Si de Colón se disponía de vestigios en exceso, respecto de Cervantes el pecado era el opuesto. Lejos estaban los españoles, hasta ahora, de poder solazarse como los portugueses, que tienen reunidos en una misma planta, la iglesia del monasterio de los Jerónimos, a su mayor navegante y su mayor escritor. Así las cosas, después de paladear un pastel de Belén, elaborado en base a una hermética receta guardada durante generaciones por una familia del antiguo puerto, pueden ir a ofrecer las migajas de sus respetos a Luís Vaz de Camões y Vasco da Gama, que habitan la eternidad de dos labradísimos catafalcos colocados simétricamente en cada brazo de la cruz basilical.

También de los italianos se podía sentir envidia. Italia dispone de dos sepulturas para el Dante, con dos ciudades que se disputan el honor de darle sus tres palmos de tierra. Florentino exiliado en Ravenna, ahí murió y ahí está casi todo lo que queda de lo que fue el cuerpo del autor de La Divina Comedia. Casi, porque reliquias-trofeo han alimentado leyendas urbanas de medio mundo, Buenos Aires incluido. Florencia construyó en 1829 un monumento funerario para Dante Alighieri dentro de la Iglesia de la Santa Cruz en espera de una inminente repatriación. Pero Ravenna se negó. “No lo quisieron en vida, no lo tendrán en la muerte”, se dice que fue la respuesta de la ciudad de los mosaicos.

Ahora, sin embargo, esa carencia del mundo cervantino se termina. En breve, y sin tener que leer de El Ingenioso Hidalgo Don Quixote de la Mancha más que las pocas páginas que se sufren en secundaria, los hispanohablantes podrán hacer su selfi junto a la tumba de su autor. Probablemente previo pago, que de alguna manera hay que financiar las excavaciones y relanzar el Barrio de las Letras.

Después de los antropólogos llegará el tiempo de los autores de epitafios. Académicos de la lengua y publicistas han de estar afilando el teclado y disputándose el honor. El resultado tendrá solemnidad y punch, acorde a la ocasión de las postergadas exequias de Estado que presidirá, ahora, la borbónica corte. Pocos repararán en que tal vez el novelista no hubiera querido otra frase que la que eligió Esquilo para su tumba: “De su valor, Maratón fue testigo”. Lepanto, en este caso.

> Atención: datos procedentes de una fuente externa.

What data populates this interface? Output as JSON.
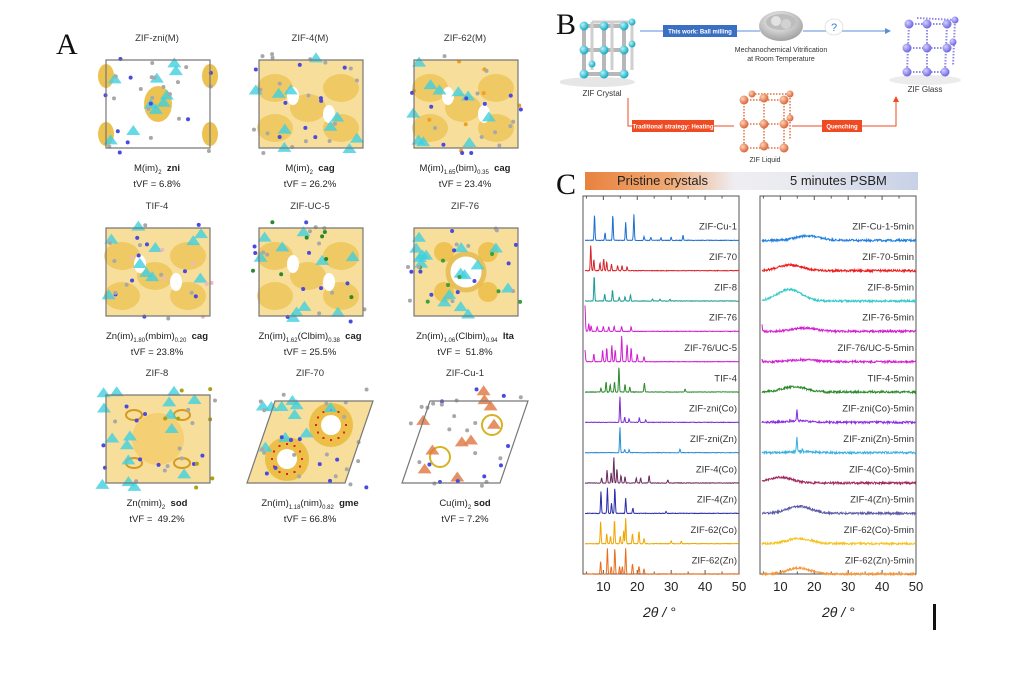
{
  "panels": {
    "a": {
      "letter": "A"
    },
    "b": {
      "letter": "B"
    },
    "c": {
      "letter": "C"
    }
  },
  "structures": [
    {
      "title": "ZIF-zni(M)",
      "formula_html": "M(im)<sub>2</sub>&nbsp;&nbsp;<b>zni</b>",
      "tvf": "tVF = 6.8%",
      "style": "zni"
    },
    {
      "title": "ZIF-4(M)",
      "formula_html": "M(im)<sub>2</sub>&nbsp;&nbsp;<b>cag</b>",
      "tvf": "tVF = 26.2%",
      "style": "cag"
    },
    {
      "title": "ZIF-62(M)",
      "formula_html": "M(im)<sub>1.65</sub>(bim)<sub>0.35</sub>&nbsp;&nbsp;<b>cag</b>",
      "tvf": "tVF = 23.4%",
      "style": "cag62"
    },
    {
      "title": "TIF-4",
      "formula_html": "Zn(im)<sub>1.80</sub>(mbim)<sub>0.20</sub>&nbsp;&nbsp;<b>cag</b>",
      "tvf": "tVF = 23.8%",
      "style": "tif4"
    },
    {
      "title": "ZIF-UC-5",
      "formula_html": "Zn(im)<sub>1.62</sub>(Clbim)<sub>0.38</sub>&nbsp;&nbsp;<b>cag</b>",
      "tvf": "tVF = 25.5%",
      "style": "uc5"
    },
    {
      "title": "ZIF-76",
      "formula_html": "Zn(im)<sub>1.06</sub>(Clbim)<sub>0.94</sub>&nbsp;&nbsp;<b>lta</b>",
      "tvf": "tVF =&nbsp; 51.8%",
      "style": "lta"
    },
    {
      "title": "ZIF-8",
      "formula_html": "Zn(mim)<sub>2</sub>&nbsp;&nbsp;<b>sod</b>",
      "tvf": "tVF =&nbsp; 49.2%",
      "style": "sod"
    },
    {
      "title": "ZIF-70",
      "formula_html": "Zn(im)<sub>1.18</sub>(nim)<sub>0.82</sub>&nbsp;&nbsp;<b>gme</b>",
      "tvf": "tVF = 66.8%",
      "style": "gme"
    },
    {
      "title": "ZIF-Cu-1",
      "formula_html": "Cu(im)<sub>2</sub> <b>sod</b>",
      "tvf": "tVF = 7.2%",
      "style": "cu"
    }
  ],
  "scheme": {
    "crystal_label": "ZIF Crystal",
    "glass_label": "ZIF Glass",
    "liquid_label": "ZIF Liquid",
    "ball_milling_tag": "This work: Ball milling",
    "vitrification_line1": "Mechanochemical Vitrification",
    "vitrification_line2": "at Room Temperature",
    "question_mark": "?",
    "heating_tag": "Traditional strategy: Heating",
    "quenching_tag": "Quenching",
    "colors": {
      "blue_tag": "#3b6fc4",
      "red_tag": "#f04a23",
      "crystal": "#35c6d8",
      "glass": "#7b74e6",
      "liquid": "#e8845a"
    }
  },
  "header": {
    "left": "Pristine crystals",
    "right": "5 minutes PSBM"
  },
  "chart_data": [
    {
      "type": "line",
      "title": "Pristine crystals",
      "xlabel": "2θ / °",
      "ylabel": "",
      "xlim": [
        4,
        50
      ],
      "xticks": [
        10,
        20,
        30,
        40,
        50
      ],
      "grid": false,
      "legend": "inline labels at right of each trace",
      "series": [
        {
          "name": "ZIF-Cu-1",
          "color": "#1f6fd1",
          "peaks": [
            [
              7.4,
              1.0
            ],
            [
              10.5,
              0.3
            ],
            [
              12.8,
              1.0
            ],
            [
              16.6,
              0.7
            ],
            [
              19.0,
              1.0
            ],
            [
              22,
              0.15
            ],
            [
              24,
              0.12
            ],
            [
              27,
              0.1
            ],
            [
              30,
              0.12
            ],
            [
              33.5,
              0.2
            ]
          ]
        },
        {
          "name": "ZIF-70",
          "color": "#d9232b",
          "peaks": [
            [
              6.3,
              1.0
            ],
            [
              7.2,
              0.45
            ],
            [
              9.0,
              0.3
            ],
            [
              10.1,
              0.45
            ],
            [
              11.0,
              0.35
            ],
            [
              12.4,
              0.25
            ],
            [
              14.2,
              0.2
            ],
            [
              15.5,
              0.2
            ],
            [
              17.0,
              0.15
            ]
          ]
        },
        {
          "name": "ZIF-8",
          "color": "#1d9a98",
          "peaks": [
            [
              7.3,
              1.0
            ],
            [
              10.4,
              0.28
            ],
            [
              12.7,
              0.45
            ],
            [
              14.7,
              0.15
            ],
            [
              16.4,
              0.18
            ],
            [
              18.0,
              0.25
            ],
            [
              24.5,
              0.08
            ],
            [
              26.7,
              0.08
            ],
            [
              29.6,
              0.07
            ]
          ]
        },
        {
          "name": "ZIF-76",
          "color": "#d21fd1",
          "peaks": [
            [
              4.6,
              1.0
            ],
            [
              5.7,
              0.3
            ],
            [
              6.4,
              0.22
            ],
            [
              8.2,
              0.18
            ],
            [
              10.0,
              0.2
            ],
            [
              11.6,
              0.18
            ],
            [
              13.2,
              0.2
            ],
            [
              15.4,
              0.2
            ],
            [
              18.2,
              0.18
            ]
          ]
        },
        {
          "name": "ZIF-76/UC-5",
          "color": "#d21fd1",
          "peaks": [
            [
              4.6,
              0.45
            ],
            [
              7.2,
              0.3
            ],
            [
              9.8,
              0.45
            ],
            [
              11.0,
              0.55
            ],
            [
              12.5,
              0.65
            ],
            [
              13.5,
              0.45
            ],
            [
              15.4,
              1.0
            ],
            [
              17.0,
              0.7
            ],
            [
              18.2,
              0.55
            ],
            [
              20.0,
              0.3
            ],
            [
              22.0,
              0.2
            ]
          ]
        },
        {
          "name": "TIF-4",
          "color": "#2e8b2e",
          "peaks": [
            [
              9.3,
              0.15
            ],
            [
              10.8,
              0.4
            ],
            [
              12.0,
              0.3
            ],
            [
              13.3,
              0.4
            ],
            [
              14.6,
              1.0
            ],
            [
              16.4,
              0.3
            ],
            [
              17.8,
              0.2
            ],
            [
              22.1,
              0.35
            ],
            [
              34.1,
              0.12
            ]
          ]
        },
        {
          "name": "ZIF-zni(Co)",
          "color": "#7a2fd1",
          "peaks": [
            [
              14.9,
              1.0
            ],
            [
              16.3,
              0.2
            ],
            [
              17.6,
              0.15
            ],
            [
              20.6,
              0.18
            ],
            [
              22.5,
              0.1
            ]
          ]
        },
        {
          "name": "ZIF-zni(Zn)",
          "color": "#2a8fd6",
          "peaks": [
            [
              14.9,
              1.0
            ],
            [
              16.3,
              0.12
            ],
            [
              17.6,
              0.12
            ],
            [
              32.6,
              0.15
            ]
          ]
        },
        {
          "name": "ZIF-4(Co)",
          "color": "#6b2b5e",
          "peaks": [
            [
              9.5,
              0.2
            ],
            [
              11.1,
              0.5
            ],
            [
              12.3,
              0.4
            ],
            [
              13.1,
              1.0
            ],
            [
              14.0,
              0.55
            ],
            [
              15.2,
              0.3
            ],
            [
              16.4,
              0.25
            ],
            [
              19.7,
              0.2
            ],
            [
              21.0,
              0.2
            ],
            [
              23.5,
              0.3
            ],
            [
              29.0,
              0.12
            ]
          ]
        },
        {
          "name": "ZIF-4(Zn)",
          "color": "#2a2ea8",
          "peaks": [
            [
              9.3,
              0.85
            ],
            [
              11.2,
              1.0
            ],
            [
              12.4,
              0.4
            ],
            [
              13.4,
              1.0
            ],
            [
              16.6,
              0.6
            ],
            [
              18.7,
              0.2
            ],
            [
              28.5,
              0.08
            ]
          ]
        },
        {
          "name": "ZIF-62(Co)",
          "color": "#f0a500",
          "peaks": [
            [
              9.2,
              0.9
            ],
            [
              11.0,
              0.4
            ],
            [
              12.1,
              0.3
            ],
            [
              13.3,
              0.95
            ],
            [
              15.0,
              0.3
            ],
            [
              16.0,
              0.5
            ],
            [
              16.6,
              1.0
            ],
            [
              18.6,
              0.4
            ],
            [
              20.5,
              0.5
            ],
            [
              22.0,
              0.2
            ],
            [
              30.0,
              0.1
            ],
            [
              33.0,
              0.1
            ]
          ]
        },
        {
          "name": "ZIF-62(Zn)",
          "color": "#e86d1c",
          "peaks": [
            [
              9.2,
              0.5
            ],
            [
              11.2,
              1.0
            ],
            [
              12.3,
              0.3
            ],
            [
              13.4,
              1.0
            ],
            [
              14.8,
              0.3
            ],
            [
              15.6,
              0.3
            ],
            [
              16.6,
              1.0
            ],
            [
              18.6,
              0.4
            ],
            [
              20.5,
              0.3
            ],
            [
              22.0,
              0.2
            ]
          ]
        }
      ]
    },
    {
      "type": "line",
      "title": "5 minutes PSBM",
      "xlabel": "2θ / °",
      "ylabel": "",
      "xlim": [
        4,
        50
      ],
      "xticks": [
        10,
        20,
        30,
        40,
        50
      ],
      "grid": false,
      "legend": "inline labels at right of each trace",
      "series": [
        {
          "name": "ZIF-Cu-1-5min",
          "color": "#1f7ee0",
          "hump_center": 18,
          "hump_height": 0.35,
          "sharp_peaks": []
        },
        {
          "name": "ZIF-70-5min",
          "color": "#ea1c1c",
          "hump_center": 13,
          "hump_height": 0.45,
          "sharp_peaks": []
        },
        {
          "name": "ZIF-8-5min",
          "color": "#35c9c9",
          "hump_center": 12.7,
          "hump_height": 0.9,
          "sharp_peaks": []
        },
        {
          "name": "ZIF-76-5min",
          "color": "#d21fd1",
          "hump_center": 17,
          "hump_height": 0.25,
          "sharp_peaks": [
            [
              4.5,
              0.5
            ]
          ]
        },
        {
          "name": "ZIF-76/UC-5-5min",
          "color": "#d21fd1",
          "hump_center": 17,
          "hump_height": 0.15,
          "sharp_peaks": [
            [
              4.5,
              0.2
            ]
          ]
        },
        {
          "name": "TIF-4-5min",
          "color": "#2e8b2e",
          "hump_center": 14,
          "hump_height": 0.4,
          "sharp_peaks": []
        },
        {
          "name": "ZIF-zni(Co)-5min",
          "color": "#8a2be2",
          "hump_center": 15,
          "hump_height": 0.12,
          "sharp_peaks": [
            [
              14.9,
              0.7
            ]
          ]
        },
        {
          "name": "ZIF-zni(Zn)-5min",
          "color": "#3ab0e0",
          "hump_center": 16,
          "hump_height": 0.08,
          "sharp_peaks": [
            [
              14.9,
              1.0
            ],
            [
              16.5,
              0.15
            ],
            [
              20.6,
              0.08
            ]
          ]
        },
        {
          "name": "ZIF-4(Co)-5min",
          "color": "#a0285e",
          "hump_center": 10,
          "hump_height": 0.45,
          "sharp_peaks": []
        },
        {
          "name": "ZIF-4(Zn)-5min",
          "color": "#5a5aa8",
          "hump_center": 15.5,
          "hump_height": 0.55,
          "sharp_peaks": []
        },
        {
          "name": "ZIF-62(Co)-5min",
          "color": "#f5c21e",
          "hump_center": 15.5,
          "hump_height": 0.4,
          "sharp_peaks": []
        },
        {
          "name": "ZIF-62(Zn)-5min",
          "color": "#f5963a",
          "hump_center": 15.5,
          "hump_height": 0.45,
          "sharp_peaks": []
        }
      ]
    }
  ]
}
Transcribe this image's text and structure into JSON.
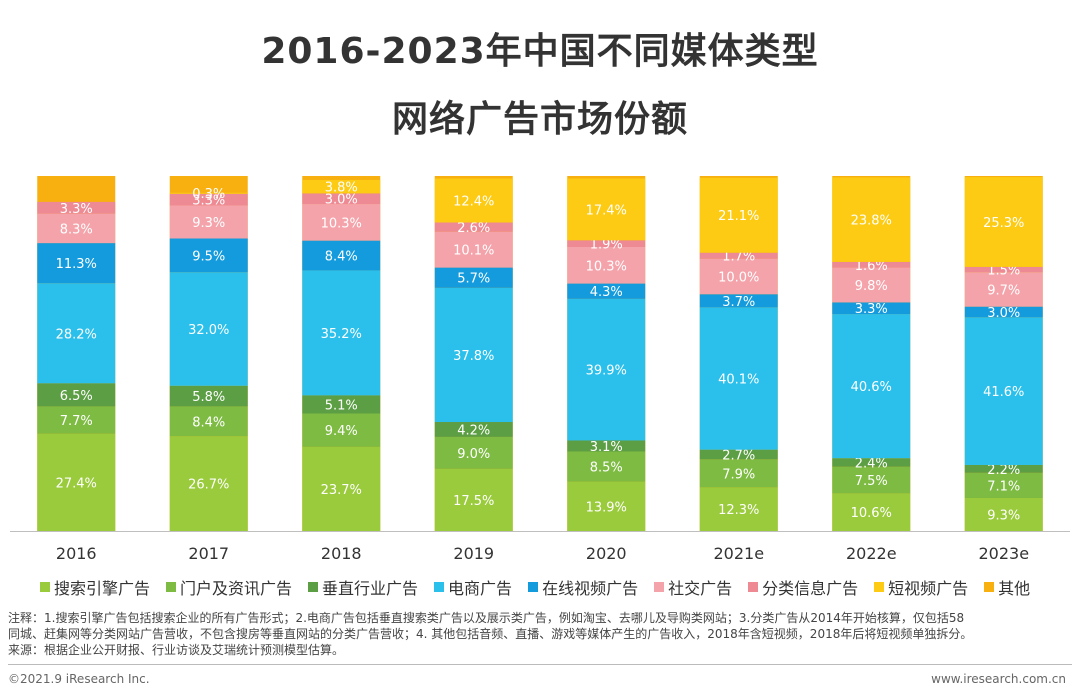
{
  "title_line1": "2016-2023年中国不同媒体类型",
  "title_line2": "网络广告市场份额",
  "chart_data": {
    "type": "bar",
    "stacked": true,
    "percent": true,
    "categories": [
      "2016",
      "2017",
      "2018",
      "2019",
      "2020",
      "2021e",
      "2022e",
      "2023e"
    ],
    "series": [
      {
        "name": "搜索引擎广告",
        "color": "#9ACB3C",
        "values": [
          27.4,
          26.7,
          23.7,
          17.5,
          13.9,
          12.3,
          10.6,
          9.3
        ]
      },
      {
        "name": "门户及资讯广告",
        "color": "#7DBB42",
        "values": [
          7.7,
          8.4,
          9.4,
          9.0,
          8.5,
          7.9,
          7.5,
          7.1
        ]
      },
      {
        "name": "垂直行业广告",
        "color": "#5C9E44",
        "values": [
          6.5,
          5.8,
          5.1,
          4.2,
          3.1,
          2.7,
          2.4,
          2.2
        ]
      },
      {
        "name": "电商广告",
        "color": "#2BC0EC",
        "values": [
          28.2,
          32.0,
          35.2,
          37.8,
          39.9,
          40.1,
          40.6,
          41.6
        ]
      },
      {
        "name": "在线视频广告",
        "color": "#139BDD",
        "values": [
          11.3,
          9.5,
          8.4,
          5.7,
          4.3,
          3.7,
          3.3,
          3.0
        ]
      },
      {
        "name": "社交广告",
        "color": "#F4A3AA",
        "values": [
          8.3,
          9.3,
          10.3,
          10.1,
          10.3,
          10.0,
          9.8,
          9.7
        ]
      },
      {
        "name": "分类信息广告",
        "color": "#EE8A94",
        "values": [
          3.3,
          3.3,
          3.0,
          2.6,
          1.9,
          1.7,
          1.6,
          1.5
        ]
      },
      {
        "name": "短视频广告",
        "color": "#FDCB13",
        "values": [
          null,
          0.3,
          3.8,
          12.4,
          17.4,
          21.1,
          23.8,
          25.3
        ]
      },
      {
        "name": "其他",
        "color": "#F7B010",
        "values": [
          null,
          null,
          null,
          null,
          null,
          null,
          null,
          null
        ]
      }
    ],
    "ylim": [
      0,
      100
    ],
    "grid": false,
    "legend_position": "bottom"
  },
  "notes": {
    "line1": "注释：1.搜索引擎广告包括搜索企业的所有广告形式；2.电商广告包括垂直搜索类广告以及展示类广告，例如淘宝、去哪儿及导购类网站；3.分类广告从2014年开始核算，仅包括58",
    "line2": "同城、赶集网等分类网站广告营收，不包含搜房等垂直网站的分类广告营收；4. 其他包括音频、直播、游戏等媒体产生的广告收入，2018年含短视频，2018年后将短视频单独拆分。",
    "line3": "来源：根据企业公开财报、行业访谈及艾瑞统计预测模型估算。"
  },
  "footer": {
    "copyright": "©2021.9 iResearch Inc.",
    "website": "www.iresearch.com.cn"
  }
}
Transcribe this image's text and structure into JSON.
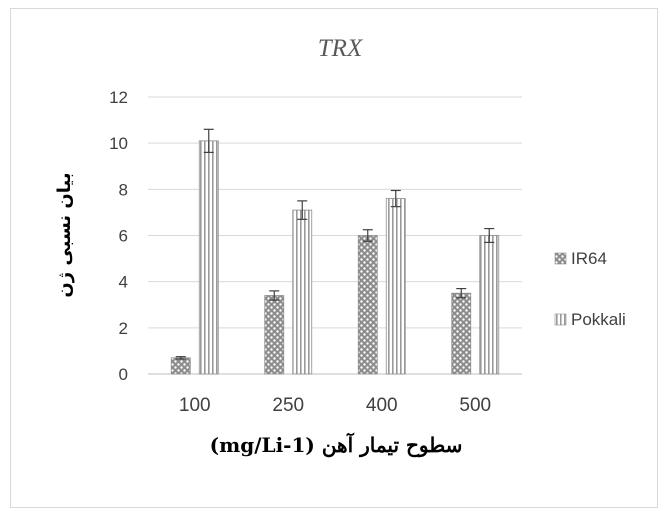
{
  "chart_data": {
    "type": "bar",
    "title": "TRX",
    "xlabel": "سطوح تیمار آهن (mg/Li-1)",
    "ylabel": "بیان نسبی ژن",
    "categories": [
      "100",
      "250",
      "400",
      "500"
    ],
    "ylim": [
      0,
      12
    ],
    "yticks": [
      "0",
      "2",
      "4",
      "6",
      "8",
      "10",
      "12"
    ],
    "grid": true,
    "legend_position": "right",
    "series": [
      {
        "name": "IR64",
        "values": [
          0.7,
          3.4,
          6.0,
          3.5
        ],
        "errors": [
          0.05,
          0.2,
          0.25,
          0.2
        ],
        "pattern": "dots",
        "color": "#9a9a9a"
      },
      {
        "name": "Pokkali",
        "values": [
          10.1,
          7.1,
          7.6,
          6.0
        ],
        "errors": [
          0.5,
          0.4,
          0.35,
          0.3
        ],
        "pattern": "vertical-stripes",
        "color": "#9a9a9a"
      }
    ]
  }
}
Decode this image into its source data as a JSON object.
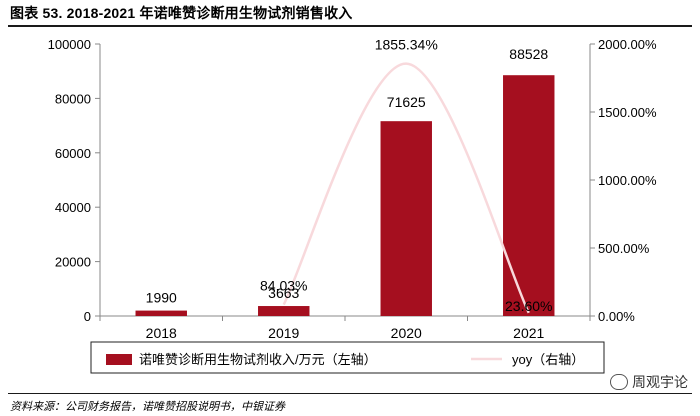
{
  "header": {
    "title": "图表 53. 2018-2021 年诺唯赞诊断用生物试剂销售收入"
  },
  "footer": {
    "source": "资料来源：公司财务报告，诺唯赞招股说明书，中银证券"
  },
  "watermark": {
    "text": "周观宇论"
  },
  "colors": {
    "bar": "#A50F1F",
    "line": "#F8D9DC"
  },
  "chart_data": {
    "type": "bar",
    "title": "2018-2021 年诺唯赞诊断用生物试剂销售收入",
    "categories": [
      "2018",
      "2019",
      "2020",
      "2021"
    ],
    "series": [
      {
        "name": "诺唯赞诊断用生物试剂收入/万元（左轴）",
        "type": "bar",
        "axis": "left",
        "values": [
          1990,
          3663,
          71625,
          88528
        ],
        "labels": [
          "1990",
          "3663",
          "71625",
          "88528"
        ]
      },
      {
        "name": "yoy（右轴）",
        "type": "line",
        "axis": "right",
        "values": [
          null,
          84.03,
          1855.34,
          23.6
        ],
        "labels": [
          "",
          "84.03%",
          "1855.34%",
          "23.60%"
        ]
      }
    ],
    "y_left": {
      "min": 0,
      "max": 100000,
      "ticks": [
        "0",
        "20000",
        "40000",
        "60000",
        "80000",
        "100000"
      ]
    },
    "y_right": {
      "min": 0,
      "max": 2000,
      "ticks": [
        "0.00%",
        "500.00%",
        "1000.00%",
        "1500.00%",
        "2000.00%"
      ]
    },
    "legend": {
      "position": "bottom"
    }
  }
}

Pero leerlo, lo que se dice leerlo, es algo que llega o que no llega. A veces se recurre a las mil páginas del Quijote como a un refugio, cuando se está habitando un país de una lengua extraña y en sus escasas librerías no hay más libros en español que los que dicta la obviedad. Para esos momentos, rodeado por cuatro muros de palabras que todavía no llegan a entenderse, nada mejor que esta obra escrita por un preso. Y entonces sí se desentierra el ombligo del idioma.